В тени деревьев было прохладно. Звонко стрекотали цикады, пахло зеленью, фруктами и мокрой землей. Под ногами что-то шуршало — то ли опавшие листья, то ли сухая трава…
— Надо нам на дно ложиться, — заявил Жмых. — А то бегаем по городу как угорелые, жрем всякую дрянь…
— Но где же то дно? — поинтересовался Лукас.
— Вот я и думаю… И вообще, я намерен взяться за ум…
— За чей же? — заинтересованно спросил лемуриец.
— Что? Как за чей?
— Да и позволит ли тебе хозяин этого ума долго за него держаться — вот в чем вопрос, — продолжал рассуждать Лукас.

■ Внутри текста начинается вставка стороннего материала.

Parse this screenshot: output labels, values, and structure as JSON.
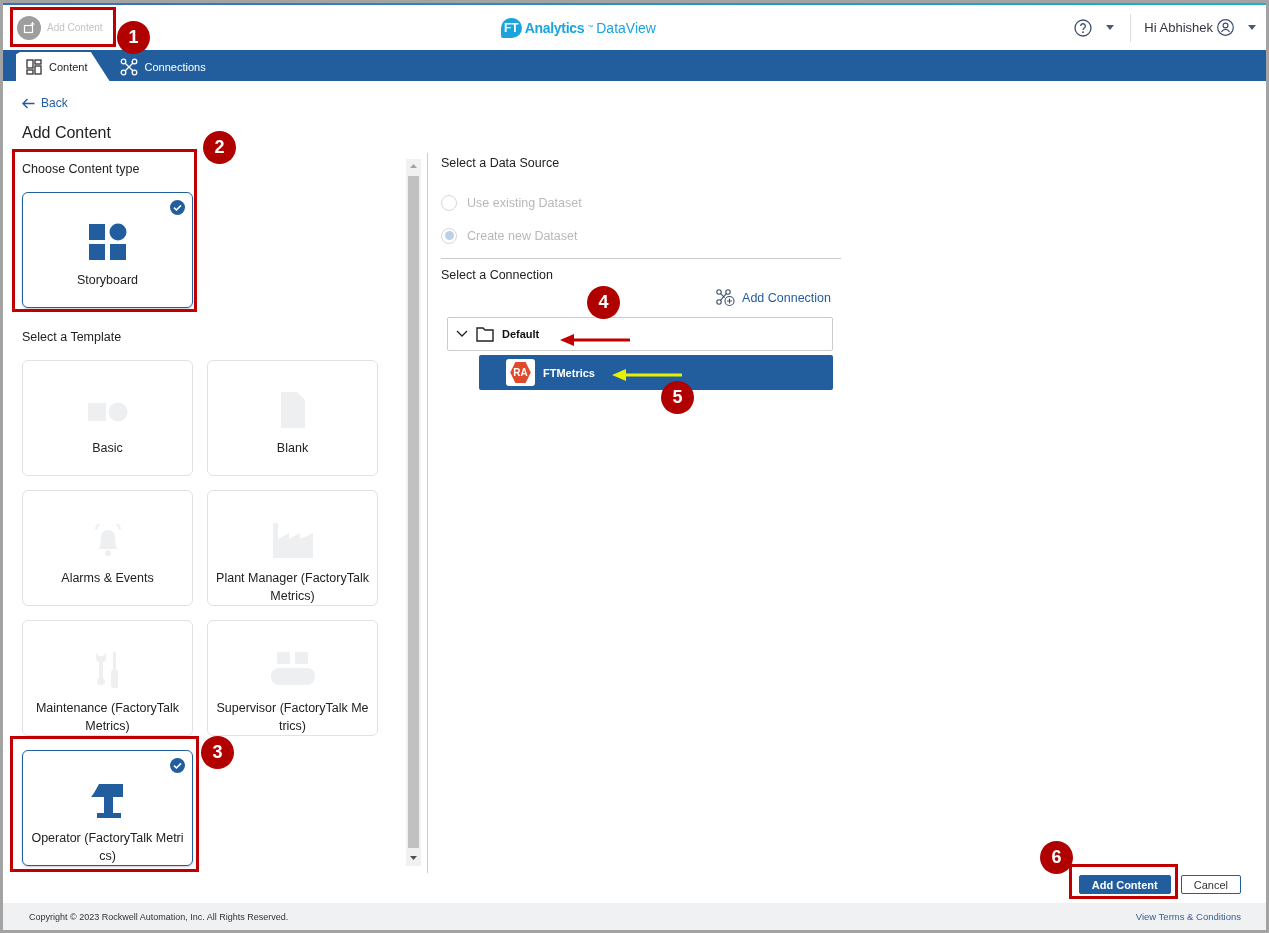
{
  "header": {
    "add_content": {
      "label": "Add Content",
      "disabled": true
    },
    "logo": {
      "badge": "FT",
      "name": "Analytics",
      "tm": "™",
      "product": "DataView"
    },
    "user": "Hi Abhishek"
  },
  "nav_tabs": [
    {
      "label": "Content",
      "selected": true,
      "kind": "content"
    },
    {
      "label": "Connections",
      "selected": false,
      "kind": "connections"
    }
  ],
  "back": "Back",
  "title": "Add Content",
  "content_type": {
    "heading": "Choose Content type",
    "options": [
      {
        "label": "Storyboard",
        "selected": true,
        "kind": "storyboard"
      }
    ]
  },
  "templates": {
    "heading": "Select a Template",
    "items": [
      {
        "label": "Basic",
        "selected": false,
        "kind": "basic"
      },
      {
        "label": "Blank",
        "selected": false,
        "kind": "blank"
      },
      {
        "label": "Alarms & Events",
        "selected": false,
        "kind": "alarm"
      },
      {
        "label": "Plant Manager (FactoryTalk Metrics)",
        "selected": false,
        "kind": "factory"
      },
      {
        "label": "Maintenance (FactoryTalk Metrics)",
        "selected": false,
        "kind": "tools"
      },
      {
        "label": "Supervisor (FactoryTalk Metrics)",
        "selected": false,
        "kind": "conveyor"
      },
      {
        "label": "Operator (FactoryTalk Metrics)",
        "selected": true,
        "kind": "operator"
      }
    ]
  },
  "data_source": {
    "heading": "Select a Data Source",
    "disabled": true,
    "options": [
      {
        "label": "Use existing Dataset",
        "selected": false
      },
      {
        "label": "Create new Dataset",
        "selected": true
      }
    ]
  },
  "connection": {
    "heading": "Select a Connection",
    "add": "Add Connection",
    "tree": [
      {
        "label": "Default",
        "expanded": true,
        "children": [
          {
            "label": "FTMetrics",
            "logo": "RA",
            "selected": true
          }
        ]
      }
    ]
  },
  "buttons": [
    {
      "label": "Add Content",
      "kind": "primary"
    },
    {
      "label": "Cancel",
      "kind": "secondary"
    }
  ],
  "footer": {
    "copyright": "Copyright © 2023 Rockwell Automation, Inc. All Rights Reserved.",
    "terms": "View Terms & Conditions"
  },
  "callouts": [
    {
      "number": "1"
    },
    {
      "number": "2"
    },
    {
      "number": "3"
    },
    {
      "number": "4"
    },
    {
      "number": "5"
    },
    {
      "number": "6"
    }
  ],
  "arrows": [
    {
      "color": "#c00000"
    },
    {
      "color": "#e8f000"
    }
  ]
}
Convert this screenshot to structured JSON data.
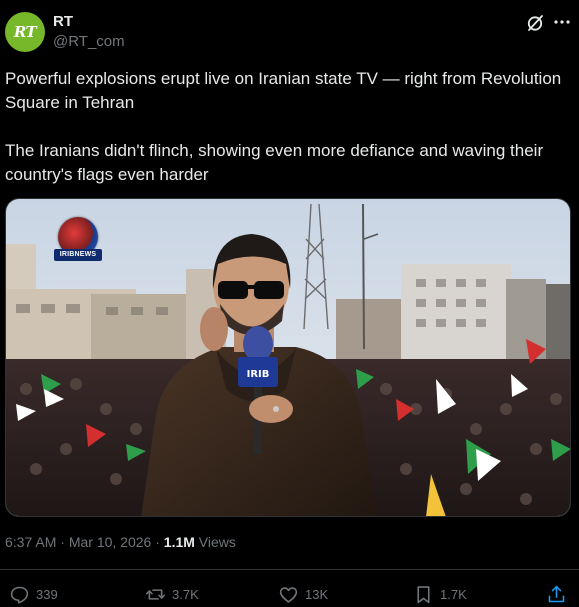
{
  "author": {
    "avatar_text": "RT",
    "name": "RT",
    "handle": "@RT_com"
  },
  "header_icons": [
    "grok-icon",
    "more-icon"
  ],
  "tweet": {
    "paragraph_1": "Powerful explosions erupt live on Iranian state TV — right from Revolution Square in Tehran",
    "paragraph_2": "The Iranians didn't flinch, showing even more defiance and waving their country's flags even harder"
  },
  "media": {
    "broadcaster_tag": "IRIBNEWS",
    "mic_label": "IRIB"
  },
  "meta": {
    "time": "6:37 AM",
    "separator": "·",
    "date": "Mar 10, 2026",
    "views_count": "1.1M",
    "views_label": "Views"
  },
  "actions": {
    "replies": "339",
    "reposts": "3.7K",
    "likes": "13K",
    "bookmarks": "1.7K"
  },
  "colors": {
    "background": "#000000",
    "text_primary": "#e7e9ea",
    "text_secondary": "#71767b",
    "divider": "#2f3336",
    "avatar": "#77b72a"
  }
}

— Я имел в виду… Постой, что это там, впереди?
Среди деревьев мелькнули отблески пламени. Еще несколько шагов, и стало ясно: это не иллюзия и не отблески искусственного освещения — метрах в ста в роще что-то горит.
— Лесной пожар? — предположил Лукас.
— Скорее, просто костер… На астероидах мы частенько поджигали жестянки с соляркой, чтобы хоть немного согреться. Вонь, правда, после этого стояла еще та…
— Да, я забыл, мы в интернате тоже часто жгли костры. И пекли в них картошку. До тех пор, пока один паренек не нажрался вместо картошки углей из старого кострища. Он потом неважно себя чувствовал. А приехавшая комиссия решила, что костры плохо влияют на нашу психику. И запретила такое невинное и приятное развлечение.
— Тс… Ты увлекся, мой дефективный друг… Нам надо тихо подкрасться… Оценить силы… И отобрать у тех, кто развел костер, все съестное… Или молча отвалить восвояси — если их силы превосходят наши.
— А если это бородавочники? — встревожился Лукас.
— С чего вдруг?
— Ну, мне как-то подумалось: а там могут быть бородавочники!
— Думай меньше, у тебя уже бред начинается. Слушай меня. И все у тебя будет хорошо. Не может Нам так не везти в одну ночь! Это могут быть древопитеки, рангуны, мамбасуанские хорьки… Но бородавочники — вряд ли.